The supporting act in this that has played out for more than four decades has been the contribution of measurement which has been faithfully reciting the mantra that ‘figures don’t lie’. . This simplification gave organisations a convenient excuse for avoiding a lot of inconvenient challenges – like is our organisation fulfilling a useful purpose.
But this allure of the measured over the meaningful has been both unhelpful and unhealthy. It has created a simplification of the business realities to occur. This is that corporations and their institutional owners have been messing with a finite pool of natural resources without charge in an unsustainable fashion. Greta Thunberg’s statement at the UN Assembly that ‘we are talking fairy tales of eternal economic growth’ was accurate.
Within the natural resources heading lies corporations’ considerable carbon footprints – past, present and future. The responsibility of asset owners and corporations for some part of the climate change problem is clear-cut. As this becomes a stand-out issue in the 2020’s agenda, in my view the number one issue, it will be critical for organisations to play their part in contributions to its solution.
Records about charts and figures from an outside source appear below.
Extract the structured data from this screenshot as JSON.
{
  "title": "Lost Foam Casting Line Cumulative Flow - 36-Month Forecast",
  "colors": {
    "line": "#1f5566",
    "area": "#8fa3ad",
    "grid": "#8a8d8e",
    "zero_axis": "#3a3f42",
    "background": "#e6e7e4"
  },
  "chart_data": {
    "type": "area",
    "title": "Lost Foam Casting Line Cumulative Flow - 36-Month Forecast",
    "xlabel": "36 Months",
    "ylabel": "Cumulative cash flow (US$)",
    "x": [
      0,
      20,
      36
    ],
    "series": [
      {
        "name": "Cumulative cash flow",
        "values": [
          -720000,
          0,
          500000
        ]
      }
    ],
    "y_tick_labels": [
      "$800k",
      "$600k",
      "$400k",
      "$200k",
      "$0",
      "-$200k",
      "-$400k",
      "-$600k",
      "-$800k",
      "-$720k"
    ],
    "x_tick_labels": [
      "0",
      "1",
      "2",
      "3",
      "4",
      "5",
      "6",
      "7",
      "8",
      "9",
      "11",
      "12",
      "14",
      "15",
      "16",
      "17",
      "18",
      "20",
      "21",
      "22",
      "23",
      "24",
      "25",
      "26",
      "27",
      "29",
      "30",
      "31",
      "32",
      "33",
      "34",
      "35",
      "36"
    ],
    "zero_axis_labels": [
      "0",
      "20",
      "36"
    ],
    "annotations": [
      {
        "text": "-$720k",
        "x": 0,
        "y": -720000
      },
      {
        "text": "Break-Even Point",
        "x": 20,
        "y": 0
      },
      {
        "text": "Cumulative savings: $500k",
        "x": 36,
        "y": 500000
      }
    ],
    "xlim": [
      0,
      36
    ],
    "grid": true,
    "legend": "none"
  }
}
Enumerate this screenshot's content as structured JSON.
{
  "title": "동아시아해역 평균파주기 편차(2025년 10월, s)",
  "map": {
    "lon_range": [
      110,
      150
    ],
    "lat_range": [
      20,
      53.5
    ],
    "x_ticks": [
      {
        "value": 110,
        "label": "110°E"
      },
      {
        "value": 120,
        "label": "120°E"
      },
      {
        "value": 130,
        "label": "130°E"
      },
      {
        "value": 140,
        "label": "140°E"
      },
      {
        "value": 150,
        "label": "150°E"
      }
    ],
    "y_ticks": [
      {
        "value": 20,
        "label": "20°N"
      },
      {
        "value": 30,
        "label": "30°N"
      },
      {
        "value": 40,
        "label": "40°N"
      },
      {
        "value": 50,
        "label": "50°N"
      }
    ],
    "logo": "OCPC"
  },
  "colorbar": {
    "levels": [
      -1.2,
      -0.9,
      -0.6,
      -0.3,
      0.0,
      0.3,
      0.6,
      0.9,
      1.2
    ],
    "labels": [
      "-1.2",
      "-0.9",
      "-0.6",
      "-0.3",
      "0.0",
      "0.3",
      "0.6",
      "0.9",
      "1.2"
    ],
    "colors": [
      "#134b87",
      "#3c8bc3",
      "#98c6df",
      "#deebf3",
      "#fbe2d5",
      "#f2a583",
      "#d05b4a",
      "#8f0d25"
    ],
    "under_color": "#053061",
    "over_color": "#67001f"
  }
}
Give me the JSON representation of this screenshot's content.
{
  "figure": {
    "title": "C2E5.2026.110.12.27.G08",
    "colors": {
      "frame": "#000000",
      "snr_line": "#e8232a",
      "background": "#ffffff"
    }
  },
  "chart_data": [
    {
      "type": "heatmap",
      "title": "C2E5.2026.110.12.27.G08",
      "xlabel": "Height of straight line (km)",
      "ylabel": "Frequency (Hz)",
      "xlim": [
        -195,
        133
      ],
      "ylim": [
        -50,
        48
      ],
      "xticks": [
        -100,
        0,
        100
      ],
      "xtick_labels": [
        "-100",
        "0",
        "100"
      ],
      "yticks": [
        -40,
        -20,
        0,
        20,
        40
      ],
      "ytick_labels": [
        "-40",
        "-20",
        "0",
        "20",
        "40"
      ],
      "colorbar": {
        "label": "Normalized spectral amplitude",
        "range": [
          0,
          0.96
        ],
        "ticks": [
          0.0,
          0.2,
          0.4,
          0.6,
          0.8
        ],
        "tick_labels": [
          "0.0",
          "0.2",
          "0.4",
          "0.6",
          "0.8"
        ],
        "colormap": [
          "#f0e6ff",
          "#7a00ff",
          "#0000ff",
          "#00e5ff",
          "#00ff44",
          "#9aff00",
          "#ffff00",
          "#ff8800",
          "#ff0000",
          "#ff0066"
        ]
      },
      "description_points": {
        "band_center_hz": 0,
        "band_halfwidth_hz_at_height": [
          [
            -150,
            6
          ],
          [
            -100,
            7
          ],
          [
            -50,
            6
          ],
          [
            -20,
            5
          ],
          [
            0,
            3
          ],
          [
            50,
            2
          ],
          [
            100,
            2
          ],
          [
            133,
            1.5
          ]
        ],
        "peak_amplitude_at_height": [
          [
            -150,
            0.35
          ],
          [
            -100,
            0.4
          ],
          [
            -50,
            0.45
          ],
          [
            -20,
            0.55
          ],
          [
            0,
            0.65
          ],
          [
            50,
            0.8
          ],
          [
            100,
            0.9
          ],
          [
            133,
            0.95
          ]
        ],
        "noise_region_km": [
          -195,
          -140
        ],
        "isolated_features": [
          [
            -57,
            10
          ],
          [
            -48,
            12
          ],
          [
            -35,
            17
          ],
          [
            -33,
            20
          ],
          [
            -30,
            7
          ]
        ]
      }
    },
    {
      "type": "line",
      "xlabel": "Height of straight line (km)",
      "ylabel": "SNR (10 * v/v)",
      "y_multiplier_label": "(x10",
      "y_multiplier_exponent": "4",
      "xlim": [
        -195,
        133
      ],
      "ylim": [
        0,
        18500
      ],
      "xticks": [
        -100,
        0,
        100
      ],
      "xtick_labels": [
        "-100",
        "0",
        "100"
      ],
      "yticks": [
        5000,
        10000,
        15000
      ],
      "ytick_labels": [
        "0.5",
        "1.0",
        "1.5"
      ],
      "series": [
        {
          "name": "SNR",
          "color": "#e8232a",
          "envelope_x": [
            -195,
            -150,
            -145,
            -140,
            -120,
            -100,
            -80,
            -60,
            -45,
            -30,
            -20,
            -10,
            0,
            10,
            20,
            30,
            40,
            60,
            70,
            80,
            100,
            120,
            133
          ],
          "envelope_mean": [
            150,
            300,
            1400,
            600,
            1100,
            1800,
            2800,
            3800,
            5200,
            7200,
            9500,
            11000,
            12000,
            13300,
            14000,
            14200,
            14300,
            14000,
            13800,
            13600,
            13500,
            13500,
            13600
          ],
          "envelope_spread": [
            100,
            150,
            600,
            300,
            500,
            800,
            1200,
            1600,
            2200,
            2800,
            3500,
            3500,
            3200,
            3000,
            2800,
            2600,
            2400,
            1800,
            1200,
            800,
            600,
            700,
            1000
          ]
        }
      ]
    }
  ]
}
Corporations’ responses to this problem and other societal stresses are arguing for transformational changes to business models that make them purpose-centred. Here there is a new balance to be struck via working on a new corporate mix: societal contribution, employee experience and client value proposition, propelled forward by profits, supportive culture, and integrated thinking and reporting.
We need to see value in a new light in which well-being ranks alongside wealth creation. Complex – yes, but critical to the future.
This is already out there as a concept – the US Business Roundtable, the UK British Academy, and the letters from Larry Fink, founder of BlackRock, have been arguing in this direction.
Ideally the purpose of corporations should express a cause that is resonant – engaging, meaningful, and impactful and is respectful – inclusive and serving. In addressing this sort of direction of travel organisations will have to overcome a lot of inertia.
They must direct substantial change on the fundamental priorities in their stakeholders – owners, employees, clients, society. They must settle on an alignment of collective vision and mission by socialising it deeply and widely. And they must adapt their strategies and communications to fit new priorities and the changing zeitgeist. This is massive change and it will surely take a decade to achieve the transformation, but it can be done in that time-scale.
The sources of soft power needed to achieve this will reflect how corporations respond to the pressures and incentives within the system. First, people want these sorts of changes as consumers and planet earth inhabitants; second governments want these sorts of changes to direct new focus into public policy tangles; and third the asset owners’ role in this is particularly critical. Some history helps to understand this.
Asset owners and purpose
Interpretation of asset owner fiduciary duty has been the parallel problem to Friedman’s shareholder capitalism. It has focused substantially on the measured short-term return not on the sustainable long-term outcomes.
The emergence of a new interpretation of sustainability is needed to advance a better purpose here. The big asset owner in owning the slice of the world economy (they are identified as ‘universal owners’) must confront the principle that future returns (a) will only come from a system that works; and (b) will only be valuable in a world that is pleasant to spend it in.
In short, the asset owner has an enlightened self-interest path to take to support the financial system and its components through an evolution to purposeful capitalism. It is a compelling case that it should use its soft power to generate that purpose in the corporations it owns.
The 2010’s launched the asset owner master class. I would cite Adrian Orr at New Zealand Super and Hiro Mizuno at GPIF, Japan as two particularly inspiring leaders of highly progressive organisations that have laid the foundations for purposeful asset owner practices.
The GPIF example is the best one on universal ownership as is covered in the HBR ‘Cold Call’ podcast which show-cases Harvard Business School case studies. This case was ‘should a pension fund try to change the world?’. The conclusion is really encouraging. The class saw Mr Mizuno as the stand-out favourite of all their case studies and agreed that pension funds armed with universal owner thinking should try to change the world and might well be successful.
The above exemplars herald a new string of leadership- and impact-minded asset owners that in the 2020’s can bring greater purpose, well-being and wealth into the lives of the 4 billion of savers and investors on the planet (excuse the rounding) and the other 4 billion or so people that are downstream to their actions.
The simple reality is that these organisations in shining a light on a stream of problems can reveal them as a torrent of opportunities. They are too important to fail in this mission.